Jean-Paul Sartre, who had studied under Martin Heidegger, started a magazine called Les Temps Modernes with Maurice Merleau-Ponty. Sartre's main philosophical book is Being and Nothingness (L'Être et le Néant), while Existentialism is a Humanism (L'existentialisme est un humanisme) is a concise and less technical work suitable for the beginner. He also wrote plays, such as No Exit (Huis Clos), and novels, such as Nausea (La nausée) and the The Roads to Freedom (Les chemins de la liberté) trilogy.
When discussing Sartre in the line of existentialists it may be useful to note that he was by far the most political of the lot. Sartre became a Marxist and in some sense lost some repectability among many existentialists — because he had begun to rely on an external set of values rather than an authentic set of choices.
Existentialism is a philosophical way of thinking, that is very different from other philosophical ideas.

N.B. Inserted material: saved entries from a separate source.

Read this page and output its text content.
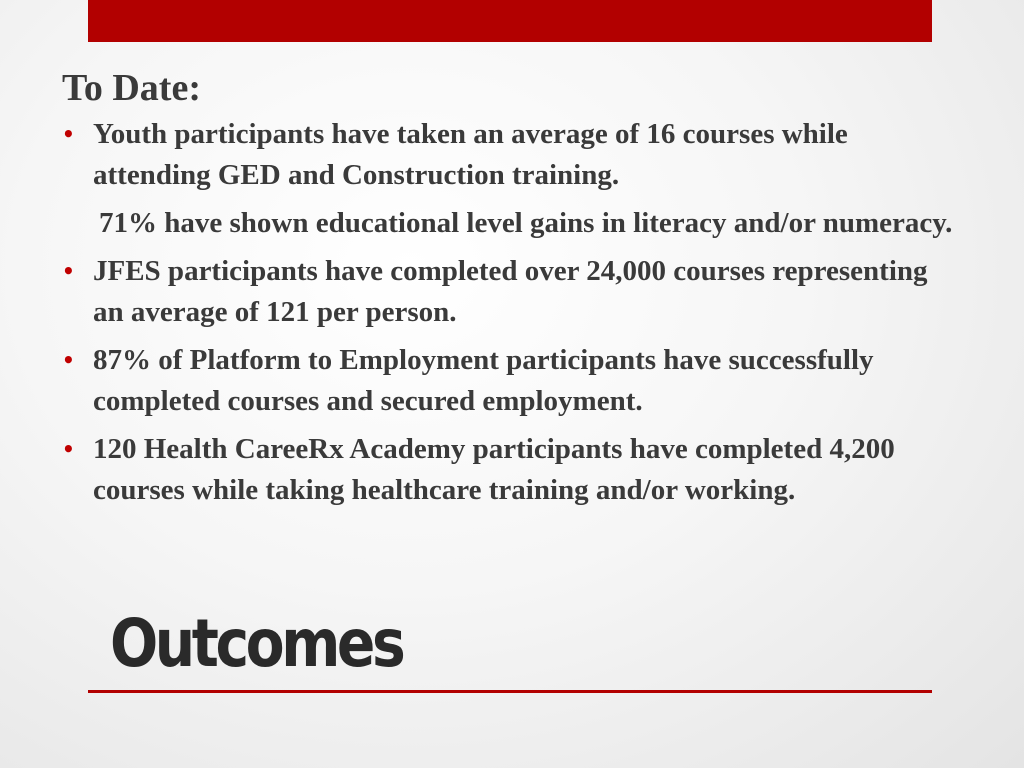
To Date:
• Youth participants have taken an average of 16 courses while attending GED and Construction training.
71% have shown educational level gains in literacy and/or numeracy.
• JFES participants have completed over 24,000 courses representing an average of 121 per person.
• 87% of Platform to Employment participants have successfully completed courses and secured employment.
• 120 Health CareeRx Academy participants have completed 4,200 courses while taking healthcare training and/or working.
Outcomes
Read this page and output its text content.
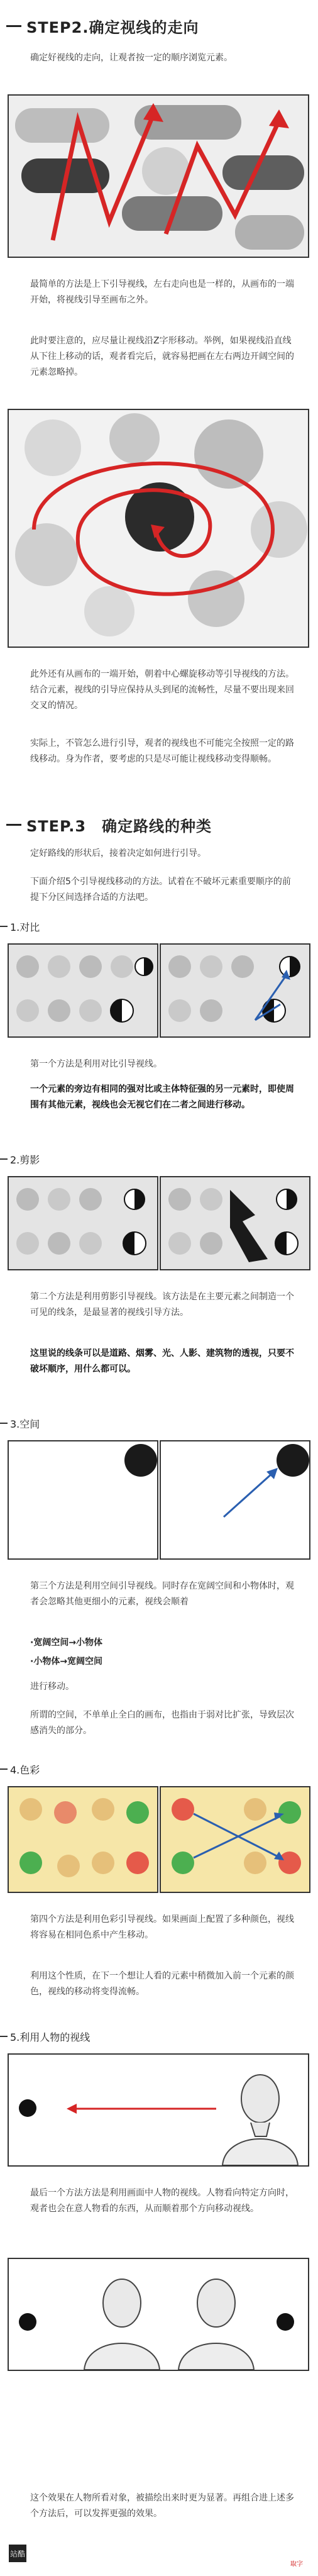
STEP2.确定视线的走向

确定好视线的走向，让观者按一定的顺序浏览元素。

最简单的方法是上下引导视线，左右走向也是一样的，从画布的一端开始，将视线引导至画布之外。

此时要注意的，应尽量让视线沿Z字形移动。举例，如果视线沿直线从下往上移动的话，观者看完后，就容易把画在左右两边开阔空间的元素忽略掉。

此外还有从画布的一端开始，朝着中心螺旋移动等引导视线的方法。结合元素，视线的引导应保持从头到尾的流畅性，尽量不要出现来回交叉的情况。

实际上，不管怎么进行引导，观者的视线也不可能完全按照一定的路线移动。身为作者，要考虑的只是尽可能让视线移动变得顺畅。

STEP.3　确定路线的种类

定好路线的形状后，接着决定如何进行引导。

下面介绍5个引导视线移动的方法。试着在不破坏元素重要顺序的前提下分区间选择合适的方法吧。

1.对比

第一个方法是利用对比引导视线。

一个元素的旁边有相同的强对比或主体特征强的另一元素时，即使周围有其他元素，视线也会无视它们在二者之间进行移动。

2.剪影

第二个方法是利用剪影引导视线。该方法是在主要元素之间制造一个可见的线条，是最显著的视线引导方法。

这里说的线条可以是道路、烟雾、光、人影、建筑物的透视，只要不破坏顺序，用什么都可以。

3.空间

第三个方法是利用空间引导视线。同时存在宽阔空间和小物体时，观者会忽略其他更细小的元素，视线会顺着

·宽阔空间→小物体
·小物体→宽阔空间

进行移动。

所谓的空间，不单单止全白的画布，也指由于弱对比扩张，导致层次感消失的部分。

4.色彩

第四个方法是利用色彩引导视线。如果画面上配置了多种颜色，视线将容易在相同色系中产生移动。

利用这个性质，在下一个想让人看的元素中稍微加入前一个元素的颜色，视线的移动将变得流畅。

5.利用人物的视线

最后一个方法方法是利用画面中人物的视线。人物看向特定方向时，观者也会在意人物看的东西，从而顺着那个方向移动视线。

这个效果在人物所看对象，被描绘出来时更为显著。再组合进上述多个方法后，可以发挥更强的效果。

站酷
取字
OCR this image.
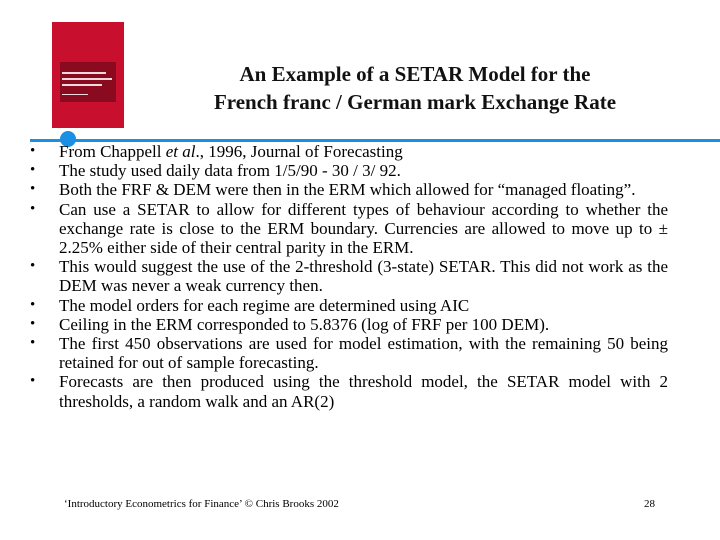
An Example of a SETAR Model for the
French franc / German mark Exchange Rate
• From Chappell et al., 1996, Journal of Forecasting
• The study used daily data from 1/5/90 - 30 / 3/ 92.
• Both the FRF & DEM were then in the ERM which allowed for “managed floating”.
• Can use a SETAR to allow for different types of behaviour according to whether the exchange rate is close to the ERM boundary. Currencies are allowed to move up to ± 2.25% either side of their central parity in the ERM.
• This would suggest the use of the 2-threshold (3-state) SETAR. This did not work as the DEM was never a weak currency then.
• The model orders for each regime are determined using AIC
• Ceiling in the ERM corresponded to 5.8376 (log of FRF per 100 DEM).
• The first 450 observations are used for model estimation, with the remaining 50 being retained for out of sample forecasting.
• Forecasts are then produced using the threshold model, the SETAR model with 2 thresholds, a random walk and an AR(2)
‘Introductory Econometrics for Finance’ © Chris Brooks 2002	28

Many religions and philosophies (ways of thinking about the world) say that human life has a meaning (or a purpose). But people who believe in existentialism think that the world and human life have no meaning unless people give them meanings: "existence precedes (is before) essence".
Existentialists believe that our human essence or nature (way of being in the world) is entirely and simply existence (being in the world). This means that the only nature we as humans have is the nature we make for ourselves. As a result of this existentialists think that the actions or choices that a person makes are very important. They believe that every person has to decide for themselves what is right and wrong, and what is good and bad.
People who believe in existentialism ask questions like "what is it like to be a human (a person) in the world?" and "how can we understand human freedom (what it means for a person to be free)?" Existentialism is very often connected with negative emotions, such as anxiety (worrying), dread (a very strong fear), and mortality (awareness of our own death).
Existentialism is different from Nihilism. Nihilists believe that human life does not have a meaning (or a purpose) at all.
Famous existentialists include Fyodor Dostoevsky, Jean-Paul Sartre, Friedrich Nietzsche, Søren Kierkegaard, Samuel Beckett, Martin Heidegger, Albert Camus (although he did not think of himself as an existentialist and had his own Theory of the Absurd), and Simone de Beauvoir. Many of the major writers were either German, French, or from French African colonies.
Ingmar Bergman made a movie called The Seventh Seal in 1957. This movie was about people who feel lonely and sad, because they cannot fit in.
The movie Taxi Driver (which has the actor Robert DeNiro) from 1976 has existential ideas in it. The main character feels sad and lonely, because he cannot understand the world. Jean-Luc Godard's "Vivre sa vie (film)" and Federico Fellini's 8 1/2 are prime examples of the Existentialism fashion in the European early 50's that influenced American films such as Easy rider or The graduate in the 1960s.